Let $dX_t=a(t,X_t)dt+\sigma (t,X_t)dB_t$.
Let $\sigma (t,X_t)$ satisfies Lipschitz condition and linear growth condition.
Prove that $$\int_0^t \sigma (s,X_s)dB_s$$ is a martingale ($B_t$ is a brownian motion).
Do I need additional conditions here? How to approach this problem?
We can deduce that $E[\int_0^T|\sigma(t,X_t)|^2dt]<\infty$ from the existence theorem (see e.g. Schilling Th.21.13 p. 396).
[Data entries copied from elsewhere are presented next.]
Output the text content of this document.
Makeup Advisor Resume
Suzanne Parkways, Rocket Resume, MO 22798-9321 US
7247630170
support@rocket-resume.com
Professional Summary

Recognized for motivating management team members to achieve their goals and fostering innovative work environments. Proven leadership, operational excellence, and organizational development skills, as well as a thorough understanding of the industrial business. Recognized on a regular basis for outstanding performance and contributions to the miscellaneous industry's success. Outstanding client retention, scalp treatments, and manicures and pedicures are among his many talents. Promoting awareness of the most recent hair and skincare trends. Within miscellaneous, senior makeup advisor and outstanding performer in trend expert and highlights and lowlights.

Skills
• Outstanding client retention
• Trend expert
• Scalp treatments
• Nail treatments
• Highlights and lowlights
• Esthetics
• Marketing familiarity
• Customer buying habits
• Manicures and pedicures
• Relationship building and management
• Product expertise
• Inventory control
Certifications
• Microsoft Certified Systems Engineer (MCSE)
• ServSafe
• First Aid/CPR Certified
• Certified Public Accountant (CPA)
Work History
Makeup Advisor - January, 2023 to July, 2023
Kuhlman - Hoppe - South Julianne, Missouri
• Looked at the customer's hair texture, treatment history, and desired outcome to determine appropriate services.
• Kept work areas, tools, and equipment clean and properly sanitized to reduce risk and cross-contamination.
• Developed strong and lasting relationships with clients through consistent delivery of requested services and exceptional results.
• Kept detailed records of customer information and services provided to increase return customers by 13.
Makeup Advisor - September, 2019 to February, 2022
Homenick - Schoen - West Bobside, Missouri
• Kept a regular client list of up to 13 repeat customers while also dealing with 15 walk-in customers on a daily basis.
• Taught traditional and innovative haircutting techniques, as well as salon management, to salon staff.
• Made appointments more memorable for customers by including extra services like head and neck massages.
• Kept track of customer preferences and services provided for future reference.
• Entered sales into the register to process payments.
For simplicity here the process is $\mathbb{R}$-valued over $[0,T]$, starts at $X_0=x_0\in \mathbb{R}$ and $a,\sigma :[0,T]\times \mathbb{R}\to \mathbb{R}$. From the linear growth condition we have $|\sigma(t,x)|^2\leq M_T^2(1+|x|)^2\leq 2M_T^2(1+|x|^2)$ for some $M_T>0$ for all $x \in \mathbb{R}$ and the existence theorem states that the unique solution satisfies $E[\sup_{s\leq T}|X_s|^2]\leq k_T(1+|x_0|)^2$ for some $k_T>0$. So $$\begin{aligned}E\bigg[\int_0^T|\sigma(t,X_t)|^2dt\bigg]&\leq 2M_T^2\bigg(T+E\bigg[\int_0^T|X_t|^2dt\bigg]\bigg)\\ &\leq 2TM_T^2\bigg(1+E\bigg[\sup_{t\leq T}|X_t|^2\bigg]\bigg)<\infty \end{aligned}$$ as we wanted to show.